Die «Imperium»-Kontroverse

Seit seinem Erstling «Faserland» (1995) gilt Christian Kracht als Tausendsassa der deutschsprachigen Literatur. Bücher wie «1979», und «Ich werde hier sein im Sonnenschein und im Schatten» erregten Aufsehen, zugleich hielt er sich mit Auftritten zurück. Das Spiel mit den Medien und dem Literaturbetrieb beherrscht er perfekt.

Die heftigste Kontroverse entbrannte 2012 um Krachts Roman «Imperium». Der Spiegel-Kritiker Georg Dietz glaubte darin Indizien für eine reaktionäre Gesinnung des Autors zu entdecken. Er bezeichnete Kracht als «Türsteher der rechten Gedanken». Zahlreiche Kritiker widersprachen, so dass die Querele dem Autor letztlich auch nützte.

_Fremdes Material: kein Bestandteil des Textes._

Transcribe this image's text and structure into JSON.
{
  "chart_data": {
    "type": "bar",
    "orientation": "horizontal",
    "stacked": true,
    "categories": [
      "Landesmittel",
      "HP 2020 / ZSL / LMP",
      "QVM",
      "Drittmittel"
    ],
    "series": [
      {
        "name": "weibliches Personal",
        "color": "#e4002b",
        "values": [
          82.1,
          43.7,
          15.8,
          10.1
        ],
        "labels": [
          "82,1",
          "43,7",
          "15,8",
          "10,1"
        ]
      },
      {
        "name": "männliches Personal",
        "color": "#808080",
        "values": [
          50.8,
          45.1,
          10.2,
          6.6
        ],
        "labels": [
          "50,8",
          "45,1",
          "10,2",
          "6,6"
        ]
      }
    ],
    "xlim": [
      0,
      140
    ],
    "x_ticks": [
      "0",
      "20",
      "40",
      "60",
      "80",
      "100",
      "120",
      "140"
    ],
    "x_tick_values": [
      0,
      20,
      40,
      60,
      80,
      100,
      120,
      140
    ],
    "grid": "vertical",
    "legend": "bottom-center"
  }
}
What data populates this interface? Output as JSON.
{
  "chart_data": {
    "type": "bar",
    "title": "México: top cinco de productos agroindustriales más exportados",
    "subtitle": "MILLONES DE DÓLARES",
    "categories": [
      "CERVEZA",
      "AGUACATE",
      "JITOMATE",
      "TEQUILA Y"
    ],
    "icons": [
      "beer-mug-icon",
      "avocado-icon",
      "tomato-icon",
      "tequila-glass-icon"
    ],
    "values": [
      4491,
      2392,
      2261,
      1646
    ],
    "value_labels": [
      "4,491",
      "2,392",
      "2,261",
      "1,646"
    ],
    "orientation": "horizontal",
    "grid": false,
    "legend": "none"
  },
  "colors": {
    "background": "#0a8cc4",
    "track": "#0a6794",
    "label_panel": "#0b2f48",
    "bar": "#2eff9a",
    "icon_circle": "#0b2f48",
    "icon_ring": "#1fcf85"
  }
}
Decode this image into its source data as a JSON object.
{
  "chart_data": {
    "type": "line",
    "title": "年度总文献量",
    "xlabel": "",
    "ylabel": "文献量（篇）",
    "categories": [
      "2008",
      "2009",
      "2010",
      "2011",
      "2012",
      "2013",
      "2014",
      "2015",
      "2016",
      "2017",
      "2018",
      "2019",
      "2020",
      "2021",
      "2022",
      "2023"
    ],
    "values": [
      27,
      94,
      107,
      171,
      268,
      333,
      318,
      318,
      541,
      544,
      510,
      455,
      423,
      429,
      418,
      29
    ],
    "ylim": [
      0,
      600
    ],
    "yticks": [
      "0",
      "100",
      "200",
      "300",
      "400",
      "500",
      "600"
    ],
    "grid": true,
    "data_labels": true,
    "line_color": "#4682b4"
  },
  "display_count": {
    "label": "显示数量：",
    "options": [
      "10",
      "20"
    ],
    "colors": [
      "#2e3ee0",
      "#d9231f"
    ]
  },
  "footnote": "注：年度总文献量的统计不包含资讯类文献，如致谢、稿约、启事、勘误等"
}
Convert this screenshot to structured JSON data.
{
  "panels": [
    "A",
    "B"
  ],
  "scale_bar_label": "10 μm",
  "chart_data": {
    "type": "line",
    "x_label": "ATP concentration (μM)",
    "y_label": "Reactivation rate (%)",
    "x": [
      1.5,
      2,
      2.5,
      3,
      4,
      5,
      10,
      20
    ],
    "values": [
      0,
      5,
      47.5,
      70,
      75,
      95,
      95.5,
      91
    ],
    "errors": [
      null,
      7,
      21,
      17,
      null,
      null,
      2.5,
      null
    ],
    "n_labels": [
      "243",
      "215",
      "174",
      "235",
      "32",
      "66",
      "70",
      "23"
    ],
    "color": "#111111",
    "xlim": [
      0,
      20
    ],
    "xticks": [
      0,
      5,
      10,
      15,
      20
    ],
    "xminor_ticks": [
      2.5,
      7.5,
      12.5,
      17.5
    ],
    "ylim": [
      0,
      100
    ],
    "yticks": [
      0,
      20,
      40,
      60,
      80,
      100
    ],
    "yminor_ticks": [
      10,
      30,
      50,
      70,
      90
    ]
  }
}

Zähes Ringen um Entscheidung

Die weiteren Nominierten Charles Lewinsky, Sacha Batthyany, Michelle Steinbeck und Christoph Höhtker erhielten zweite Preise in Höhe von 2500 Franken. Die Jury hatte keine leichte Aufgabe, wie die Vorsitzende Susanna Petrin vor der Bekanntgabe sagte. Es sei «heftig und kontrovers» diskutiert worden.

In «Andersen» lässt Altmeister Charles Lewinsky, der bereits zum zweiten Mal für den Buchpreis nominiert war, einen Kriegsverbrecher im Heute wiedergeboren werden. In Sacha Batthyanys «Und was hat das mit mir zu tun?» geht es um das Massaker 1945 an 180 Juden in Rechnitz und die Rolle, die möglicherweise seiner Grosstante darin spielte.

Michelle Steinbecks «Mein Vater war ein Mann an Land und im Wasser ein Walfisch» erlangte eine gewisse Bekanntheit dadurch, dass Elke Heidenreich das Buch im «Literaturclub» als das Werk einer «Gestörten» abkanzelte (persoenlich.com berichtete). Zu ihrem bizarren Roadmovie mit einer Kinderleiche im Koffer liess sich Steinbeck von ihren Träumen inspirieren.

Ebenfalls eher auf der experimentellen Seite ist Christoph Höhtkers «Alles sehen», eine kurze Reise «durch den magisch-utopischen Dschungel» der Stadt B(ielefeld), wie es in der Laudatio hiess. Der studierte Soziologe Höhtker ist gebürtiger Deutscher, lebt seit 2004 in Genf und ist im Brotberuf angeblich Nachttaxifahrer. (sda)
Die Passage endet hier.